Here are just some examples of what top tier data centers typically have in place to ensure physical security:

Building Features

  • Safe Locations: Centers are purposely built in safe locations with few natural hazards, like severe weather or seismic issues. It’s no accident that many data centers are built in Arizona, a state known for having the least number of natural disasters.
  • Multiple Feeds from Power Substations: Power is the lifeblood of any data center facility. By balancing the power load across two or more feeds, the operator has the flexibility to adjust in case of power surges, brown outs, or complete failure of a single source. This also allows for instant redundancy as there is a lower percentage of power to transfer if a source completely fails.
  • Multiple and Disparate Conduits for Power and Bandwidth: This way if one conduit is severed, either due to an accident or to vandalism, having multiple feeds into the building for power and internet is crucial to system availability.
  • Single Use, Single Design: Drives greater efficiencies and safety when building is designed exclusively for secure data storage.
  • Non Multi-Tenant: Threats increase as the number of individuals with access to a building increases. Therefore, a data center should not be located in a multi-tenant facility.

Building Security

  • 24/7 Monitoring: Physical access is controlled around the clock. Typically, on-site technical personnel are also available 24/7.
  • Perimeter Security: Building staff are often hired to secure the perimeter of the center and video cameras/electronic surveillance devices are used. (Note perimeter security also typically involves personnel security issues, including reinforced physical structures such as concrete bollards, steel-lined walls, bulletproof glass and perimeter fencing.)
  • Two-Factor Authentication: To enter, personnel must pass through electronic and identity authentication systems, such as badge and biometric systems.
  • Biometric Access: Involves establishing someone’s identity based on chemical, behavioral, or physical attributes of that individual.
  • Man Traps: A small room designed to “trap” individuals trying to enter the facility.
  • CCTV DVR: Closed-circuit TV and digital video recorders for video surveillance.
  • Backup Power Security: Emergency or backup power that is needed to keep critical data center security equipment operational at all times.
  • Discreet Room Access and Cage/Cabinet Access: Access to room is limited; cabinets and cages that house hardware are locked and secure.
  • HVAC Systems: In tier IV centers, the heating, ventilating and air-conditioning (HVAC) systems are not drawing air from outdoors, but are set to recirculate. If there ever were a biological or chemical attack, or heavy smoke, this will protect data center staff and components.

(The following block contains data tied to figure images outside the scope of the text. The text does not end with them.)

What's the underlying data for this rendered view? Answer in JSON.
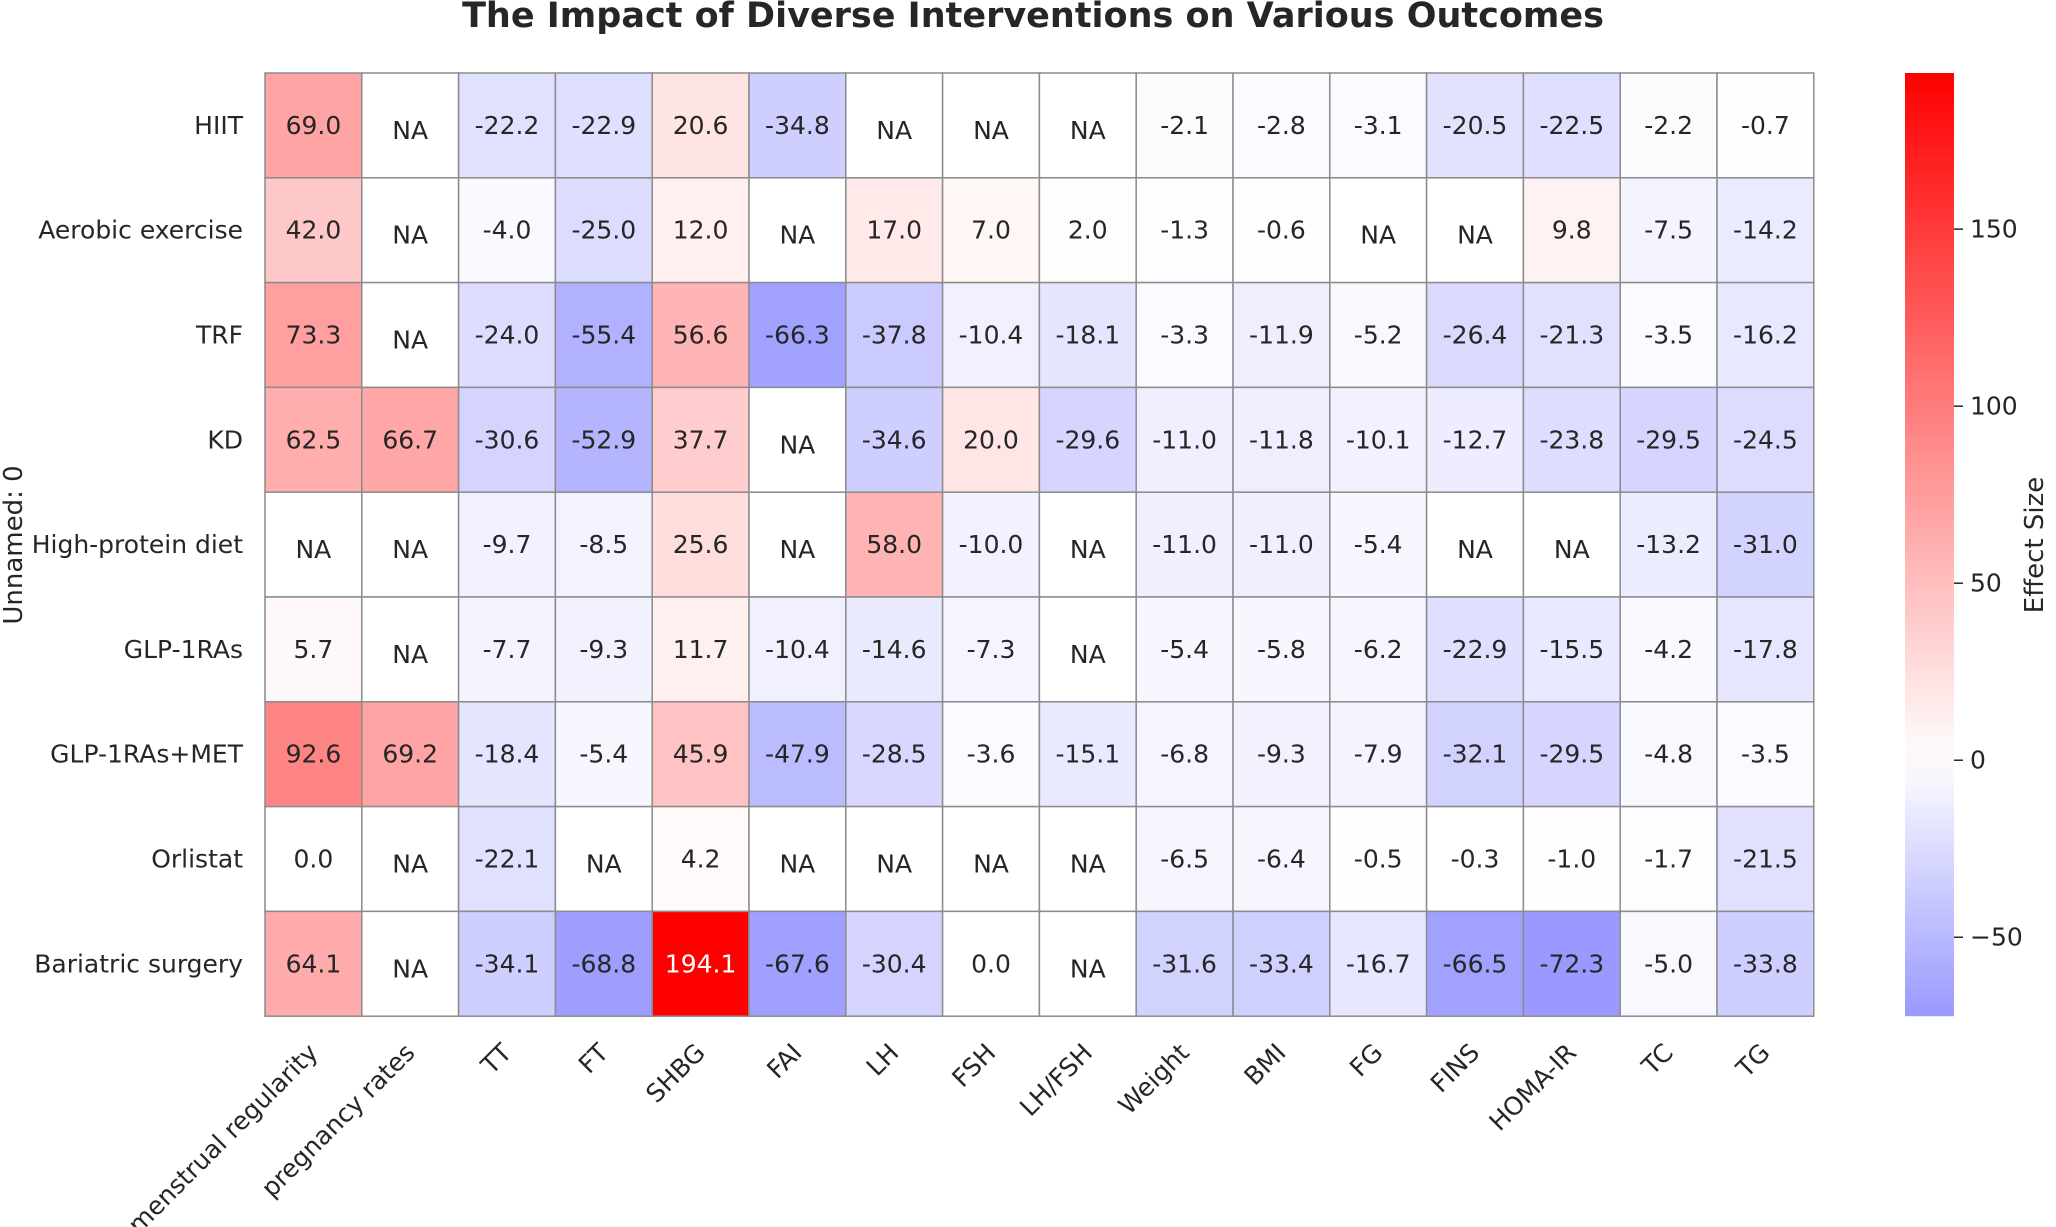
{
  "chart_data": {
    "type": "heatmap",
    "title": "The Impact of Diverse Interventions on Various Outcomes",
    "ylabel": "Unnamed: 0",
    "colorbar_label": "Effect Size",
    "colormap": {
      "min_color": "#9999ff",
      "mid_color": "#ffffff",
      "max_color": "#ff0000"
    },
    "vmin": -72.3,
    "vcenter": 0,
    "vmax": 194.1,
    "colorbar_ticks": [
      -50,
      0,
      50,
      100,
      150
    ],
    "colorbar_tick_labels": [
      "−50",
      "0",
      "50",
      "100",
      "150"
    ],
    "na_label": "NA",
    "columns": [
      "menstrual regularity",
      "pregnancy rates",
      "TT",
      "FT",
      "SHBG",
      "FAI",
      "LH",
      "FSH",
      "LH/FSH",
      "Weight",
      "BMI",
      "FG",
      "FINS",
      "HOMA-IR",
      "TC",
      "TG"
    ],
    "rows": [
      "HIIT",
      "Aerobic exercise",
      "TRF",
      "KD",
      "High-protein diet",
      "GLP-1RAs",
      "GLP-1RAs+MET",
      "Orlistat",
      "Bariatric surgery"
    ],
    "values": [
      [
        69.0,
        null,
        -22.2,
        -22.9,
        20.6,
        -34.8,
        null,
        null,
        null,
        -2.1,
        -2.8,
        -3.1,
        -20.5,
        -22.5,
        -2.2,
        -0.7
      ],
      [
        42.0,
        null,
        -4.0,
        -25.0,
        12.0,
        null,
        17.0,
        7.0,
        2.0,
        -1.3,
        -0.6,
        null,
        null,
        9.8,
        -7.5,
        -14.2
      ],
      [
        73.3,
        null,
        -24.0,
        -55.4,
        56.6,
        -66.3,
        -37.8,
        -10.4,
        -18.1,
        -3.3,
        -11.9,
        -5.2,
        -26.4,
        -21.3,
        -3.5,
        -16.2
      ],
      [
        62.5,
        66.7,
        -30.6,
        -52.9,
        37.7,
        null,
        -34.6,
        20.0,
        -29.6,
        -11.0,
        -11.8,
        -10.1,
        -12.7,
        -23.8,
        -29.5,
        -24.5
      ],
      [
        null,
        null,
        -9.7,
        -8.5,
        25.6,
        null,
        58.0,
        -10.0,
        null,
        -11.0,
        -11.0,
        -5.4,
        null,
        null,
        -13.2,
        -31.0
      ],
      [
        5.7,
        null,
        -7.7,
        -9.3,
        11.7,
        -10.4,
        -14.6,
        -7.3,
        null,
        -5.4,
        -5.8,
        -6.2,
        -22.9,
        -15.5,
        -4.2,
        -17.8
      ],
      [
        92.6,
        69.2,
        -18.4,
        -5.4,
        45.9,
        -47.9,
        -28.5,
        -3.6,
        -15.1,
        -6.8,
        -9.3,
        -7.9,
        -32.1,
        -29.5,
        -4.8,
        -3.5
      ],
      [
        0.0,
        null,
        -22.1,
        null,
        4.2,
        null,
        null,
        null,
        null,
        -6.5,
        -6.4,
        -0.5,
        -0.3,
        -1.0,
        -1.7,
        -21.5
      ],
      [
        64.1,
        null,
        -34.1,
        -68.8,
        194.1,
        -67.6,
        -30.4,
        0.0,
        null,
        -31.6,
        -33.4,
        -16.7,
        -66.5,
        -72.3,
        -5.0,
        -33.8
      ]
    ]
  }
}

  • Authorized Personnel Access Only: Only a few employees are allowed to access the data center. Security escorted entry is recorded by time-stamped logs.
  • Background Checks: Employees are required to pass criminal, employment and ID/address verification background checks as well as undergo drug testing. They may also consider character references and contact references. Employees also must sign confidentiality agreements.
  • Restricted Vendor Access: Vendors must carry a photo ID badge, and be accompanied by authorized data center personnel at all times.

Reducing or preventing physical threats, along with virtual threats, is key to total, robust security for healthcare organizations. When the data center environment is secure on every level and from every angle, including physical security, healthcare organizations are able to operate at their peak effectiveness, and deliver excellent care to patients.